While continuing to lift up on your thigh, now feel the triceps muscle on the opposite side of the arm. This should feel much looser than the biceps and even a bit looser (depending on how much you pull up on your thigh) than when at rest. This is how a muscle relaxes itself more to allow the opposing muscle to contract. The biceps muscle is contracted (or facilitated), and the triceps is in a state of inhibition. In fact, without this extra relaxation (inhibition) by the triceps, the biceps could not properly contract.

During a run, this same facilitation and inhibition takes place constantly in opposing muscles, just like the biceps and triceps.
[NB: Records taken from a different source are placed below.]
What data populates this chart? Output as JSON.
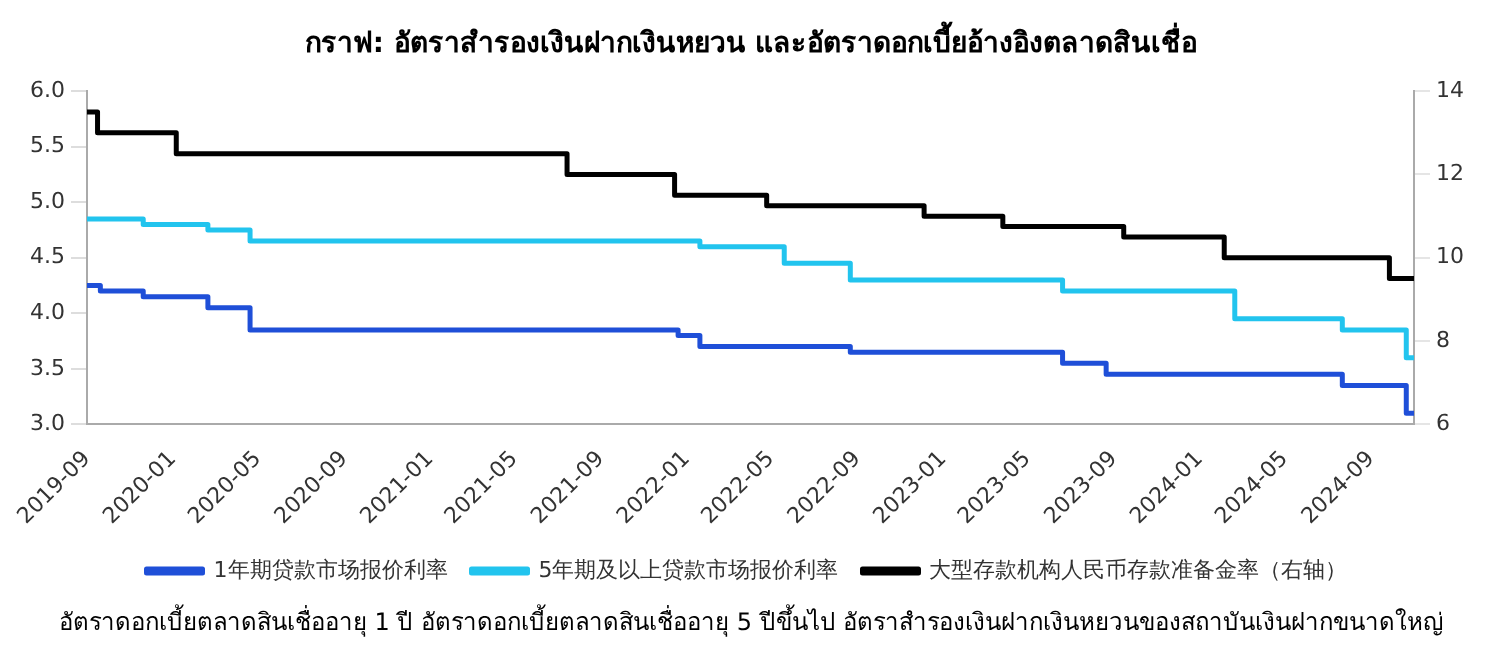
{
  "chart_data": {
    "type": "step",
    "title": "กราฟ: อัตราสำรองเงินฝากเงินหยวน และอัตราดอกเบี้ยอ้างอิงตลาดสินเชื่อ",
    "xlim": [
      "2019-09",
      "2024-11"
    ],
    "xticks": [
      "2019-09",
      "2020-01",
      "2020-05",
      "2020-09",
      "2021-01",
      "2021-05",
      "2021-09",
      "2022-01",
      "2022-05",
      "2022-09",
      "2023-01",
      "2023-05",
      "2023-09",
      "2024-01",
      "2024-05",
      "2024-09"
    ],
    "ylim": [
      3,
      6
    ],
    "yticks": [
      {
        "value": 3,
        "label": "3.0"
      },
      3.5,
      {
        "value": 4,
        "label": "4.0"
      },
      4.5,
      {
        "value": 5,
        "label": "5.0"
      },
      5.5,
      {
        "value": 6,
        "label": "6.0"
      }
    ],
    "y2lim": [
      6,
      14
    ],
    "y2ticks": [
      6,
      8,
      10,
      12,
      14
    ],
    "grid": false,
    "legend": "bottom",
    "marker": "none",
    "line_style": "solid",
    "series": [
      {
        "name": "1年期贷款市场报价利率",
        "color": "#1f4fd8",
        "x": [
          "2019-09-01",
          "2019-09-20",
          "2019-11-20",
          "2020-02-20",
          "2020-04-20",
          "2021-12-20",
          "2022-01-20",
          "2022-08-22",
          "2023-06-20",
          "2023-08-21",
          "2024-07-22",
          "2024-10-21",
          "2024-11-01"
        ],
        "values": [
          4.25,
          4.2,
          4.15,
          4.05,
          3.85,
          3.8,
          3.7,
          3.65,
          3.55,
          3.45,
          3.35,
          3.1,
          3.1
        ]
      },
      {
        "name": "5年期及以上贷款市场报价利率",
        "color": "#22c4ee",
        "x": [
          "2019-09-01",
          "2019-11-20",
          "2020-02-20",
          "2020-04-20",
          "2022-01-20",
          "2022-05-20",
          "2022-08-22",
          "2023-06-20",
          "2024-02-20",
          "2024-07-22",
          "2024-10-21",
          "2024-11-01"
        ],
        "values": [
          4.85,
          4.8,
          4.75,
          4.65,
          4.6,
          4.45,
          4.3,
          4.2,
          3.95,
          3.85,
          3.6,
          3.6
        ]
      },
      {
        "name": "大型存款机构人民币存款准备金率（右轴）",
        "color": "#000000",
        "axis": "y2",
        "x": [
          "2019-09-01",
          "2019-09-16",
          "2020-01-06",
          "2021-07-15",
          "2021-12-15",
          "2022-04-25",
          "2022-12-05",
          "2023-03-27",
          "2023-09-15",
          "2024-02-05",
          "2024-09-27",
          "2024-11-01"
        ],
        "values": [
          13.5,
          13,
          12.5,
          12,
          11.5,
          11.25,
          11,
          10.75,
          10.5,
          10,
          9.5,
          9.5
        ]
      }
    ],
    "annotations": [
      "อัตราดอกเบี้ยตลาดสินเชื่ออายุ 1 ปี   อัตราดอกเบี้ยตลาดสินเชื่ออายุ 5 ปีขึ้นไป   อัตราสำรองเงินฝากเงินหยวนของสถาบันเงินฝากขนาดใหญ่"
    ]
  }
}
It occurs in the quadriceps (front of the thigh) and hamstrings (back of the thigh), the anterior tibialis muscle (front of the leg) and calf muscles (including the gastrocnemius and posterior tibialis), the pectoralis muscles (upper chest) and latissimus (middle of back), and so on.

Normal muscle function is the optimal state of the neuromuscular system. It provides the best balance of the physical body—with the right combinations of inhibition and facilitation during physical activity.